You already know that finding time for each other is your biggest challenge. Feeling guilty about spending so little time together will not help. Promising to be home early tomorrow will probably be met with skepticism by a spouse who's heard it all before. You may be too busy to sense how much each of you yearns for quality time.

Invigorating a time-starved relationship requires work but the rewards are unbelievable. Maintaining a sense of mutuality and strong affirmation will require the very best of your adult skills. Guarding your love for each other is not for sissies. Setting boundaries and safeguarding your time together requires aggressive measures but the effort is worth it.

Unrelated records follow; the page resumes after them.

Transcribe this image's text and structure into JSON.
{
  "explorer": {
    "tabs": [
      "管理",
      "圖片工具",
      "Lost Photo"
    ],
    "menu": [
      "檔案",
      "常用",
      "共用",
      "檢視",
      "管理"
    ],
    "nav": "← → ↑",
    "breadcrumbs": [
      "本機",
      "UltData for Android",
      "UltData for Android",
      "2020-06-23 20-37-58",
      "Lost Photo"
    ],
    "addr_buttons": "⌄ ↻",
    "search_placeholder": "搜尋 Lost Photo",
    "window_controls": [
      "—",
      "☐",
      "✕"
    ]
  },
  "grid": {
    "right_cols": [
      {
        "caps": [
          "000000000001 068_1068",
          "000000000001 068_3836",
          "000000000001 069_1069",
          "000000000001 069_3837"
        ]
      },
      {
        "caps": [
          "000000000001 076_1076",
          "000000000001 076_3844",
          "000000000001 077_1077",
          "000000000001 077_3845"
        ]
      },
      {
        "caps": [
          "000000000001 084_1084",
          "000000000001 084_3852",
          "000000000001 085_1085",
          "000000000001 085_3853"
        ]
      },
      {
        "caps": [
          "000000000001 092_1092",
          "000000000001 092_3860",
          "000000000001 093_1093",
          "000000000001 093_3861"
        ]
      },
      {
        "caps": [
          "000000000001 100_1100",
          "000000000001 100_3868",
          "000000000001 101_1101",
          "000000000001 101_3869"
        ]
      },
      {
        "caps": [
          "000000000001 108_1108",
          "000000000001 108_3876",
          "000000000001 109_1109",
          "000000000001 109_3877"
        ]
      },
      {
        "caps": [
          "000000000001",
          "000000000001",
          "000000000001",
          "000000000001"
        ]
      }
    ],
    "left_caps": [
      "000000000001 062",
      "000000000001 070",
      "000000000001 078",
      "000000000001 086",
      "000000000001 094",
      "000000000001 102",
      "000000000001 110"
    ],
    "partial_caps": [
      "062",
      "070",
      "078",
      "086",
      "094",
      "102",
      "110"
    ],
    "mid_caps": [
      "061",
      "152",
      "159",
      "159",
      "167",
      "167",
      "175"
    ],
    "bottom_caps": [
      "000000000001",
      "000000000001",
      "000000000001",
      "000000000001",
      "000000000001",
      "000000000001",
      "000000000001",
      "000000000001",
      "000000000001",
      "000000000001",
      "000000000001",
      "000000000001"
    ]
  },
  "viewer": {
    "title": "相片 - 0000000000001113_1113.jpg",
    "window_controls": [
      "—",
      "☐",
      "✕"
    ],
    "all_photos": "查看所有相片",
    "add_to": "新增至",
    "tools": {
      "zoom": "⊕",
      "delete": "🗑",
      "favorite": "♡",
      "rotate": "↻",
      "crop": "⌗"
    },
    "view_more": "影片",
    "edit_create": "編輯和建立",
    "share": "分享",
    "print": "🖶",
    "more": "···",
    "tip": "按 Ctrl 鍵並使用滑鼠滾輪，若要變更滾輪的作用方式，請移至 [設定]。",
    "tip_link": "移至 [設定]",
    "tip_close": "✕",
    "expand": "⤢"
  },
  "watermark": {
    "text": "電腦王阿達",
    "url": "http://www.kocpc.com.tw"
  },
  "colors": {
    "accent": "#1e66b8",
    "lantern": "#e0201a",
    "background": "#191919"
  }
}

Dual career couples treat their moments together as precious Couples who give their relationship top priority make sure they have prime time committed on the calendar for just each other. Make conscious decisions about time. Spending time alone increases your sense of closeness. Insure that the pressures of work or children do not pull you away from experiences that will help you remember why you fell in love in the first place.

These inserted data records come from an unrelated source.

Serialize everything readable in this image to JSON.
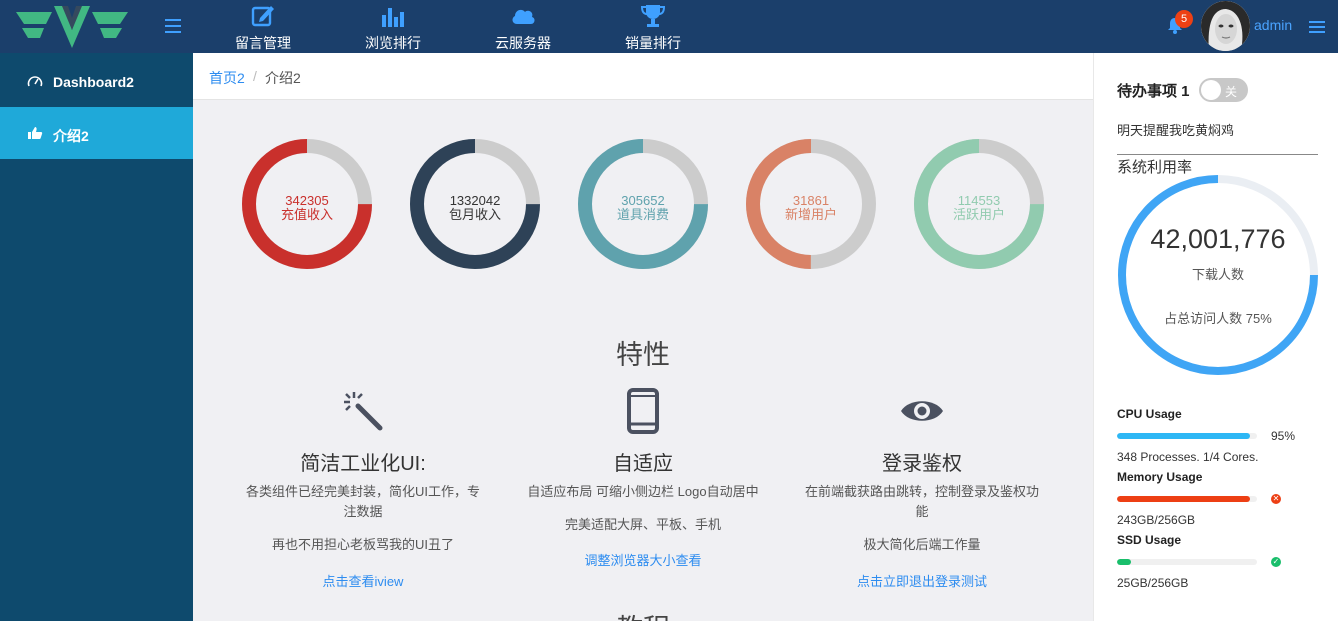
{
  "topnav": [
    {
      "label": "留言管理",
      "icon": "edit-icon"
    },
    {
      "label": "浏览排行",
      "icon": "bar-chart-icon"
    },
    {
      "label": "云服务器",
      "icon": "cloud-icon"
    },
    {
      "label": "销量排行",
      "icon": "trophy-icon"
    }
  ],
  "header": {
    "notification_count": "5",
    "username": "admin"
  },
  "sidebar": {
    "items": [
      {
        "label": "Dashboard2",
        "icon": "speedometer-icon",
        "active": false
      },
      {
        "label": "介绍2",
        "icon": "thumbs-up-icon",
        "active": true
      }
    ]
  },
  "breadcrumb": {
    "home": "首页2",
    "separator": "/",
    "current": "介绍2"
  },
  "stats": [
    {
      "value": "342305",
      "label": "充值收入",
      "color": "#c9302c",
      "fraction": 0.75
    },
    {
      "value": "1332042",
      "label": "包月收入",
      "color": "#2e4257",
      "fraction": 0.75
    },
    {
      "value": "305652",
      "label": "道具消费",
      "color": "#5fa2ad",
      "fraction": 0.75
    },
    {
      "value": "31861",
      "label": "新增用户",
      "color": "#d98266",
      "fraction": 0.5
    },
    {
      "value": "114553",
      "label": "活跃用户",
      "color": "#91cbaf",
      "fraction": 0.75
    }
  ],
  "features": {
    "title": "特性",
    "items": [
      {
        "icon": "magic-wand-icon",
        "heading": "简洁工业化UI:",
        "lines": [
          "各类组件已经完美封装，简化UI工作，专",
          "注数据",
          "再也不用担心老板骂我的UI丑了"
        ],
        "link": "点击查看iview"
      },
      {
        "icon": "phone-icon",
        "heading": "自适应",
        "lines": [
          "自适应布局 可缩小侧边栏 Logo自动居中",
          "完美适配大屏、平板、手机"
        ],
        "link": "调整浏览器大小查看"
      },
      {
        "icon": "eye-icon",
        "heading": "登录鉴权",
        "lines": [
          "在前端截获路由跳转，控制登录及鉴权功",
          "能",
          "极大简化后端工作量"
        ],
        "link": "点击立即退出登录测试"
      }
    ],
    "next_title": "教程"
  },
  "right_panel": {
    "todo_title": "待办事项 1",
    "toggle_label": "关",
    "todo_text": "明天提醒我吃黄焖鸡",
    "sys_title": "系统利用率",
    "big_number": "42,001,776",
    "big_label": "下载人数",
    "big_sub": "占总访问人数 75%",
    "big_fraction": 0.75,
    "usages": [
      {
        "title": "CPU Usage",
        "percent": 95,
        "color": "#2db7f5",
        "right": "95%",
        "info": "348 Processes. 1/4 Cores."
      },
      {
        "title": "Memory Usage",
        "percent": 95,
        "color": "#ed3f14",
        "status": "error",
        "info": "243GB/256GB"
      },
      {
        "title": "SSD Usage",
        "percent": 10,
        "color": "#19be6b",
        "status": "ok",
        "info": "25GB/256GB"
      }
    ]
  }
}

Consider what the impact of any "time" decision will be on your spouse. If you coach soccer for your child, where will be the time for you and your partner? When you take on that special project at work, when will the two of you have your dinner out together alone? Such times can be a movable feast on your calendar but be sure to move the date to another place on the calendar in the same week.

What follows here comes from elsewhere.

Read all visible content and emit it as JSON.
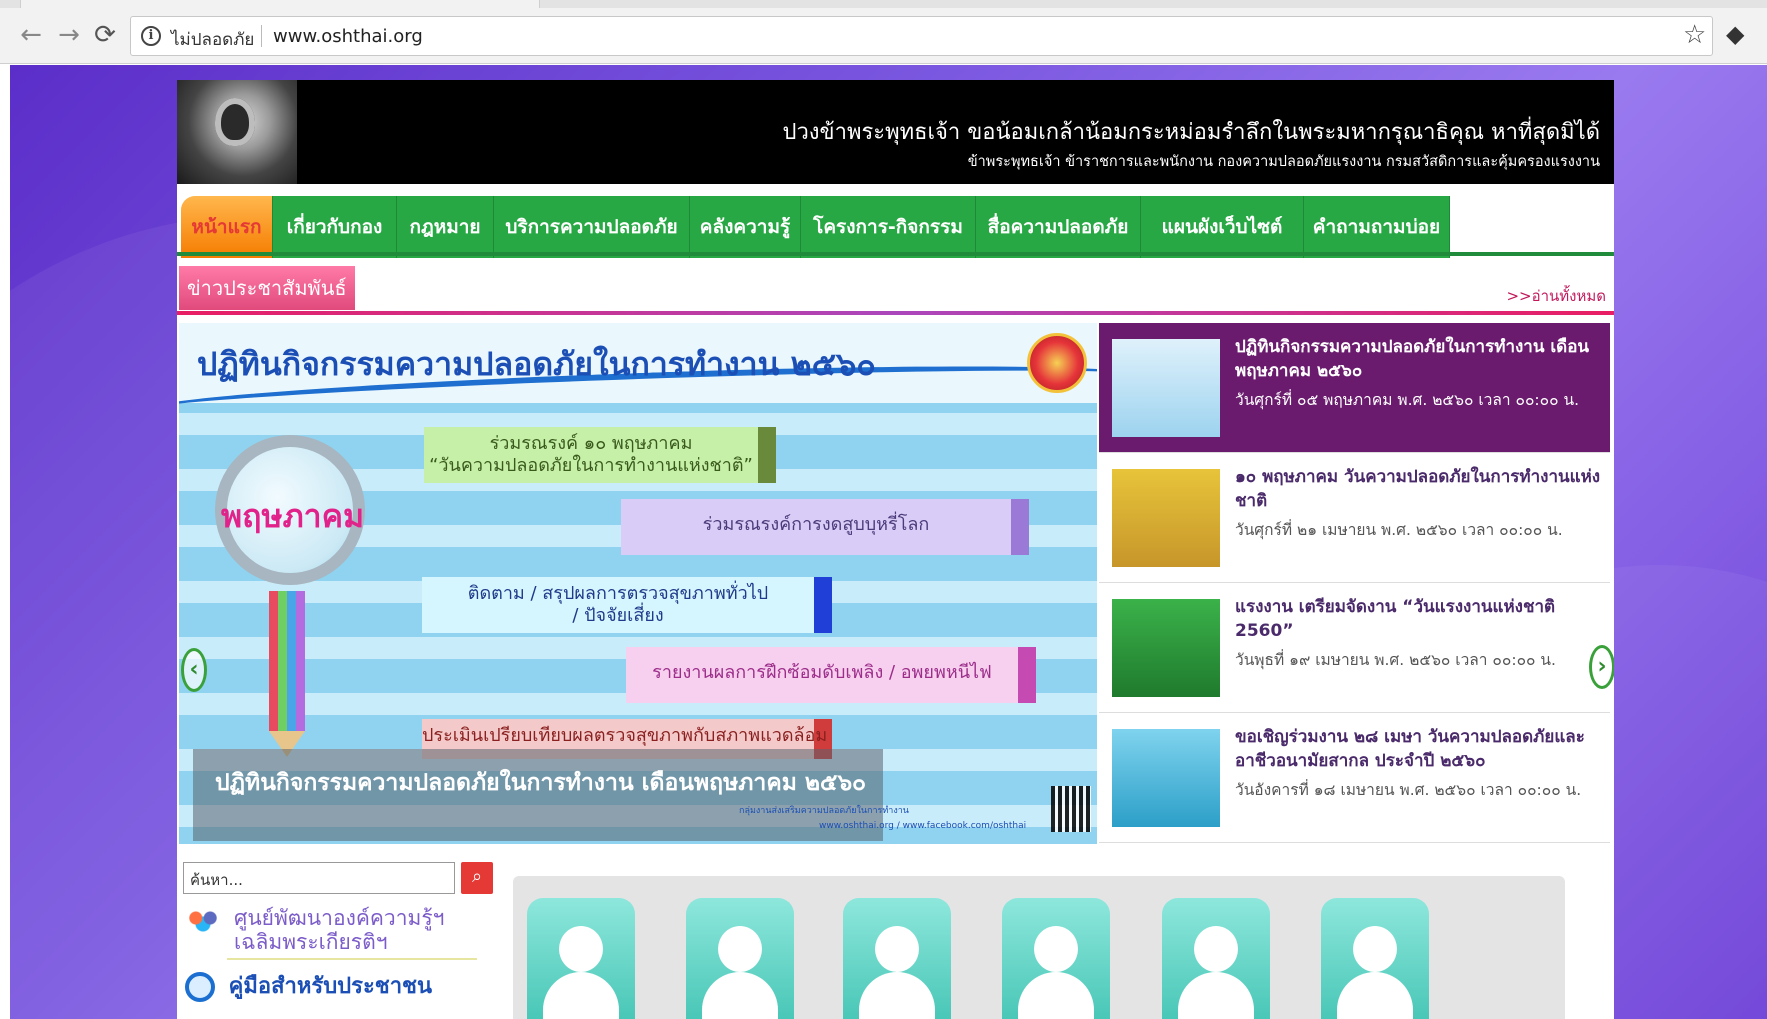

Remember: when you regularly disappointment each other, hurt and disappointment eat away your morale and isolates you from your most natural companion and cheerleader. Even though you see each other at some of your worst moments in the day give it your best shot to stay warm and affirming. If your partner is your best friend, then treating he or she like one will go a long way.

Working many hours often leads to a felling of entitlement. After getting on the train at six and getting home at eight, you may feel entitled to be taken care of. Your partner however may feel the same nee. Some couples actually declare a no fight zone during such evenings. When you recognize that you will probably bee reactive to almost anything, agree to discuss things over the weekend. Hopefully by then you will have caught up enough with sleep to listen.

Stress siphons off your ability to see things in shades of gray. If you find yourself grumpy and impatient, ask your partner for some time to re-center yourself so that you can be a better listener. Of course, when kids are involved, this means someone must stay in charge. A cartoon in the New Yorker shows a couple playing doubles tennis with a baby crawling down the center court line. Each yells, "Yours." Clear assignments of "who's responsible when" can save a bushel of disappointment.

So what else will work? You need to be rigid and intentional about securing your emotional and physical health. Get enough sleep. Eat healthily. Exercise at least 3 times a week. You know the drill. But are you clear that doing so will automatically enhance your relationship and save time?

Stressed, tired people feel hurt and disappointed with their relationships. Unfortunately, they blame their partner for the small things as if those are the things causing unhappiness. "If only you had picked up my suits at the cleaner, I would not be yelling at you like this." Don't believe it.

Most fights center around little things that have become big things. Seen through the prism of exhaustion, leaving towels on the floor may be experienced as the only thing that matters. It will be viewed as total proof that your partner does not care about you.

The freedom to honor the reality of the mistake and appreciate the disappointment can go a long way. When you're feeling defensive, you may have to bite your tongue, and take ten deep breaths before you are able to acknowledge that you have failed to hold up your end of an agreement.

Each time you nurse a wound when your partner has forgotten to call, you develop plenty of justification for distancing and giving up. Couples, who care about each other, recognize that they need time to air grievances.

Of course, you each must have enough resilience to show up for these conversations. Couples in time-starved relationships need to make catching up a priority. You may find that who's right and who's wrong is not as important as wanting to be together.

Sharing your feelings does not mean that you resort to blame and rage. Rather treat the moment as if your best friend had asked you to share some of your joys and concerns. Letting go of the righteous indignation goes a long way.

You will find that feeling heard and understood counts. You don't want to heat your partner coming back at you with "why you are really the problem." You will relax and feel more connected when your partner indicates that he or she understands how this might have upset you. A sense that your partner cares about you restores your faith in the relationship.

Follow a simple rule of thumb: the partner who feels the strongest yields the floor to the person who feels most vulnerable. Agreeing to listen all the way through until your partner feels understood will take the sting out of her or his upset. If you summarize what you have heard, you and your partner will stay in a mode of problem solving rather than playing the "who's to blame game."

Then and only then, will you have gained the right to have the floor to be heard as well. This saves an enormous amount of time even though at first you may find it tedious. Making sure that your partner knows that you want to hear what is bugging him or her and that you are willing to do something about it, restores a sense of hope and equilibrium back into this relationship.

Probably the least appropriate time to resolve conflicts is at bedtime or thereafter. Learning to declare cease-fires and making appointments to deal with things when you both feel sane can save much sleep and marital disarray.

Remember: you need this partner as a cheerleader, confidant and friend. Your long life depends upon it. Agreeing to make the most of your time together can help both of you feel great. Your concentration at work will heighten. Your pleasure with your children will increase. And most fundamentally, your pleasure with each other will increase.

If these strategies do not work and you find things still not improving, seek some counseling. Research shows that most couples wait seven years after first identifying a problem before they reach out for help. Often by then, one or both partners feels so wounded that reconciliation is much more challenging. A few sessions of help early on can make all of the difference between a life of quiet desperation and a life of knowing the joy of true companionship.